Du bassin minier du grand ch’Nord, classé au patrimoine mondial de l’Unesco, jusqu’au plateau de schiste Carmausin du Ségala, dans les pas de l’infatigable tribun à la barbe fleurie se dessine l’impériale hégémonie de la domination des hommes et des éléments qui composent le vivant.

Mêmes répétitions, mêmes similitudes de ces alentours de solitude, affectés en leurs chairs par la trame de vies de meurtrissures. Destinées croisés de ces gueules noires sacrifiées sur l’autel de la dévotion à la révolution industrielle. Au temps de la mine, de cette manne providentielle qui fit vivre quelques milliers de laborieux avant le crépuscule du minerai et de ses vassales. Apogée et déclin de l'exploitation des territoires du charbonnage. Coke en stock.

Vies fracassées dans le froid et l'effroi de ces houillères, à courber l’échine et à se crever la paillasse à coups de grisou et de silicose. Malédiction karmique de générations dévouées au progrès du développement d’une civilisation au faîte de sa gloire. Acteurs d’une force silencieuse, privés de l’essentiel de vivre. Tragédie en sous sol, mineur.

Illustration 2

Sous terre ils s'en sont allés creuser dans les entrailles des limbes. Immersion dans la fièvre quotidienne de ceux qui se consumaient à bras le corps pour extraire le précieux minerai, combustible industriel de cette société en plein essor. Une humilité à toute épreuve, fierté d'un héritage de deux siècles d'histoire du monde du charbon. Fantômes d'un passé glorieux.
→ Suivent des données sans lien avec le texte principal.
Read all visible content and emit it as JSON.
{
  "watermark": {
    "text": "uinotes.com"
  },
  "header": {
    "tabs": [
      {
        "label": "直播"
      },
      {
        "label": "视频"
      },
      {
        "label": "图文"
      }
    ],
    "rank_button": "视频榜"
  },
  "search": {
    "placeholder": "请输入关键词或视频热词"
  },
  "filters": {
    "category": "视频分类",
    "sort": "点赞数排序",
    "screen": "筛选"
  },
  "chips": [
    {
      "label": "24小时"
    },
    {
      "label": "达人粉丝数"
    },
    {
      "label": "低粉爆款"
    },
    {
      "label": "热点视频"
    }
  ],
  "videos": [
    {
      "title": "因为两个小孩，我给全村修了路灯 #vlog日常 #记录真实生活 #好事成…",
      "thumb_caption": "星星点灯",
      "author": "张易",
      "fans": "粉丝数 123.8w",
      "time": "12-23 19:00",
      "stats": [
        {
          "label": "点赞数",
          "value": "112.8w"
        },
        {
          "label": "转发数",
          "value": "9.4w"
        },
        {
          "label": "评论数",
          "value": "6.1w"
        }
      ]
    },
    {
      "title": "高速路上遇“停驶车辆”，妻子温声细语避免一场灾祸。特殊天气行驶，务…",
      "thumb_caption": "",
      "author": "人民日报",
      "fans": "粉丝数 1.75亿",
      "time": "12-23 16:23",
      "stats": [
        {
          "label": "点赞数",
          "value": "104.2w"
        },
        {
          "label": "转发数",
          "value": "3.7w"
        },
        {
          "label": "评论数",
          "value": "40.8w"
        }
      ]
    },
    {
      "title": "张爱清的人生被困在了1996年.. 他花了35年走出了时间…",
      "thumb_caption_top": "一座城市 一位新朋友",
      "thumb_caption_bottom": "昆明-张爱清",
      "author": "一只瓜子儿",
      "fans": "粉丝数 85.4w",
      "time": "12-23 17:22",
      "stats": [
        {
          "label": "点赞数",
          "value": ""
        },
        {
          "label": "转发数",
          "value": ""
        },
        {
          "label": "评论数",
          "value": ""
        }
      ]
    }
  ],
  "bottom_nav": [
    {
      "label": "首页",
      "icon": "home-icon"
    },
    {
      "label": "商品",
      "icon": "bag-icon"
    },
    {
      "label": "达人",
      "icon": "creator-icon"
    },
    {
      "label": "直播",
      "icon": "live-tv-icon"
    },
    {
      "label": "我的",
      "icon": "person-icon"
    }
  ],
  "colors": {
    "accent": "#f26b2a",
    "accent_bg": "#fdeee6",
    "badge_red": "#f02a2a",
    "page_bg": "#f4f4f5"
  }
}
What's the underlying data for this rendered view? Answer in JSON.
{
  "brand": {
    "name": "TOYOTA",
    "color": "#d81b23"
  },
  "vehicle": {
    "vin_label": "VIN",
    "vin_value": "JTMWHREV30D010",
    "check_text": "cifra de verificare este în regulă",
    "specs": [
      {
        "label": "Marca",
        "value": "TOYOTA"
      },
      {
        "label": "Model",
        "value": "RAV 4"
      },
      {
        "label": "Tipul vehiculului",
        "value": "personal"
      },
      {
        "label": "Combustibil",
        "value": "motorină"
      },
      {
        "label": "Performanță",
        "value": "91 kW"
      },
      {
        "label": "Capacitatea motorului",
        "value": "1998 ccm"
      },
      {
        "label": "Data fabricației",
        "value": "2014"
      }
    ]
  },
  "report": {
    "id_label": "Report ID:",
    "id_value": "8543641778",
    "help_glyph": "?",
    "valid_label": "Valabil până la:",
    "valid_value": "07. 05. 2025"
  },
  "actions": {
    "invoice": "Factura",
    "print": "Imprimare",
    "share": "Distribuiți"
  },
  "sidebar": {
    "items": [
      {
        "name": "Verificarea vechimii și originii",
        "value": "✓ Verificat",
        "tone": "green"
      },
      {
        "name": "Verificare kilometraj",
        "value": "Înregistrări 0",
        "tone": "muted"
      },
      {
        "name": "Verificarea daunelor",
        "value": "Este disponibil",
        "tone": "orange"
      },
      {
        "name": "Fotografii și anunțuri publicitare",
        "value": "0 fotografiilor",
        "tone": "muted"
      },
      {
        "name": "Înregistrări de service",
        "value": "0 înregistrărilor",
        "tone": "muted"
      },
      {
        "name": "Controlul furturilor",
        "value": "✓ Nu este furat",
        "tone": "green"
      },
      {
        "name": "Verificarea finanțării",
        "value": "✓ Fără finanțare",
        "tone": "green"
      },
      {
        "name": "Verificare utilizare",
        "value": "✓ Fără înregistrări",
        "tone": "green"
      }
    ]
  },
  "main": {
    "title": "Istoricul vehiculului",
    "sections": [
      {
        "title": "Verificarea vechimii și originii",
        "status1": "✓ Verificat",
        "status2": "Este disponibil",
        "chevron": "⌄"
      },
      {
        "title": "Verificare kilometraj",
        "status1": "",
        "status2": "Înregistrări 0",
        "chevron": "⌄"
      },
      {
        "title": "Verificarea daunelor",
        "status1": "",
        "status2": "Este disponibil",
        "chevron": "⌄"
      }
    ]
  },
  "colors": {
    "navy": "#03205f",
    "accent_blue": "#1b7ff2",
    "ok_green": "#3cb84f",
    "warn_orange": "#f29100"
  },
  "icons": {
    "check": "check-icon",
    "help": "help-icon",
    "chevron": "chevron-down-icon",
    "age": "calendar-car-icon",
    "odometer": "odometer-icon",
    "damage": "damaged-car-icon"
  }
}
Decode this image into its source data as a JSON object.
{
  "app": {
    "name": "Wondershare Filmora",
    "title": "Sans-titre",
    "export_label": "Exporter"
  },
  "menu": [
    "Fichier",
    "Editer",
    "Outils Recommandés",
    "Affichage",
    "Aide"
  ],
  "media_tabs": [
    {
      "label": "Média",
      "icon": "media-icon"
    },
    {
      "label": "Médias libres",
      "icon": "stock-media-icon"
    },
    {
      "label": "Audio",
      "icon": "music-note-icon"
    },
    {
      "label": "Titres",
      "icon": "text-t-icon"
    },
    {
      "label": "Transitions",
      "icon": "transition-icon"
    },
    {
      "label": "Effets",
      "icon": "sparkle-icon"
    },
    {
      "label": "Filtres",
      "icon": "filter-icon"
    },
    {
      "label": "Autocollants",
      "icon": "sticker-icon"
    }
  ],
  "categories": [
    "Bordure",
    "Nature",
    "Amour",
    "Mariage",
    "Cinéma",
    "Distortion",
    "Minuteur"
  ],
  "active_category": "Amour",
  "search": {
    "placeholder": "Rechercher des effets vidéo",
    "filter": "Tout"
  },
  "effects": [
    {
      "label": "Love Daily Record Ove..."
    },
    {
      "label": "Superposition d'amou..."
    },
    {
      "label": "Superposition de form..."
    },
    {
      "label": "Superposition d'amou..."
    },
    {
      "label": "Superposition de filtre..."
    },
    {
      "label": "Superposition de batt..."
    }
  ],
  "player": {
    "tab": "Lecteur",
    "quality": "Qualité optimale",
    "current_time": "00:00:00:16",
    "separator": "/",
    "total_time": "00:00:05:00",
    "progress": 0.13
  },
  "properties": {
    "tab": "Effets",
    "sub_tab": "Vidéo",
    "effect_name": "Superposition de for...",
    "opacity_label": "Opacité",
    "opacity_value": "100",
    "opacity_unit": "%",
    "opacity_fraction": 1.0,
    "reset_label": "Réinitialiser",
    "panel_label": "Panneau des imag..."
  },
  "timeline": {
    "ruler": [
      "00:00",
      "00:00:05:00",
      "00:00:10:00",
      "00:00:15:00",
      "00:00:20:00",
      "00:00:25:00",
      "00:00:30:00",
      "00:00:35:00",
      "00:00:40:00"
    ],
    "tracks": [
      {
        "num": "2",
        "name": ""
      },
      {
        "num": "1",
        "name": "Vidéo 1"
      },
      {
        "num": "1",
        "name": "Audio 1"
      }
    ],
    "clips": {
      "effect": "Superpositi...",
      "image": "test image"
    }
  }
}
Eux, qui chaque journée, la peur au ventre, les tripes nouées, la gorge serrée d’angoisse descendaient par centaines et milliers, le long du puits des Enfers jusqu’au plus profond des entrailles des fosses d’extraction de la houille. Cette perle d’un noir profond qui se moque éperdument de leurs visages figés comme la pierre. Tous devant travailler dur, vite et profond. Mains noires qui s’emballent pour ramasser le filon. L’essor au détriment de leur sort.

Eux, qui, exténués par d’interminables journées souterraines, à gratter la croûte de la terre dans les poussières de silice cristalline. Enfouis dans les boyaux des cavités souterraines, comme des étrangers en guenilles. Les murs y sont mauvais. Noirs. Comme le fond.

Eux, les damnés de cette terre qui les avait vus poindre et qui bientôt, allait les voir succomber, d’épuisement, de mort lente et d’implacable asphyxie. Comme une haleine fétide aux accents maléfiques.

Eux, qu’un jour ou l’autre, elle se devrait d’ensevelir en son ventre nourricier. Au sein de paysages trompeurs, comme si la vie n’était plus qu’un songe à sombrer dans ces torrents de larmes, rugissant en silence en cette monstrueuse supercherie.

 Eux ces enfants cloîtrés entre cordons et corons, vase clos de misère et de déchéance sociale. Nuit et jour l’obscurité y crachant son ombre en sédiments anthracite. Mineurs de fond, forçats sans nom.

Illustration 3

Du haut des terrils iconiques, les montagnes de déchets encombrent la platitude de ce pays coltineur de germes prolétaires. Familles de mineurs, fierté au cœur, chacune portant haut et fort les douleurs anonymes de leur passé peuplé de peines infamantes. Fantômes aux contours irréels et spectres aux traits décomposés par le chagrin et le poids de la famine, des grèves et de la misère. Graines de Germinal à jamais présentes dans les gènes des descendants de ces forçats de l’ombre.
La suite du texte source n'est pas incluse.